According to Cage, Quantic Dreams settled on Detroit because it has a meaningful connection with Kara’s story and is a city with “a history and a future,” by which he means: “That’s where they made cars, so in our game, it’s where they’ll make robots. Get it?” But much like the near-future Detroit of Deus Ex: Human Revolution, which was thrown into violent turmoil after the collision of humanity and robotic technology, the near-future Detroit of Detroit is not the most hospitable place for these androids. The announcement trailer shows them being corralled into tight quarters at the back of commuter trains, used almost exclusively for labor, and targeted by fleshy protestors who are angry about losing their jobs to a robotic workforce.

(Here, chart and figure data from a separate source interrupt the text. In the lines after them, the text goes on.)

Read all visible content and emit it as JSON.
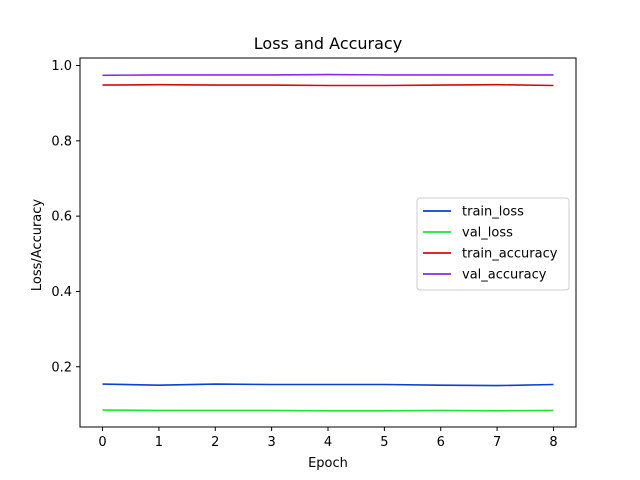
{
  "chart_data": {
    "type": "line",
    "title": "Loss and Accuracy",
    "xlabel": "Epoch",
    "ylabel": "Loss/Accuracy",
    "x": [
      0,
      1,
      2,
      3,
      4,
      5,
      6,
      7,
      8
    ],
    "xticks": [
      "0",
      "1",
      "2",
      "3",
      "4",
      "5",
      "6",
      "7",
      "8"
    ],
    "yticks": [
      "0.2",
      "0.4",
      "0.6",
      "0.8",
      "1.0"
    ],
    "ytick_values": [
      0.2,
      0.4,
      0.6,
      0.8,
      1.0
    ],
    "xlim": [
      -0.4,
      8.4
    ],
    "ylim": [
      0.04,
      1.02
    ],
    "grid": false,
    "legend": "center-right",
    "series": [
      {
        "name": "train_loss",
        "color": "#0a3fd6",
        "values": [
          0.154,
          0.151,
          0.154,
          0.153,
          0.153,
          0.153,
          0.151,
          0.15,
          0.153
        ]
      },
      {
        "name": "val_loss",
        "color": "#1ee63c",
        "values": [
          0.085,
          0.084,
          0.084,
          0.084,
          0.083,
          0.083,
          0.084,
          0.083,
          0.084
        ]
      },
      {
        "name": "train_accuracy",
        "color": "#d40b0b",
        "values": [
          0.948,
          0.949,
          0.948,
          0.948,
          0.947,
          0.947,
          0.948,
          0.949,
          0.947
        ]
      },
      {
        "name": "val_accuracy",
        "color": "#8a2be2",
        "values": [
          0.974,
          0.975,
          0.975,
          0.975,
          0.976,
          0.975,
          0.975,
          0.975,
          0.975
        ]
      }
    ]
  }
}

Kara enters this world of ham-handed symbolism to see her peers treated as little more than fancy roombas, and the trailer implies that the game will tell the story of what she decides to do with her newfound freedom and sentience when confronted with this reality. “We didn’t want to do another story on AI (there are already so many great ones),” Cage wrote on the PlayStation Blog, “we wanted to talk about what it means to be human and what it would be like to be in the shoes of an android discovering our world and their own emotions.” Yep, nobody’s devoted great stories to those ideas before.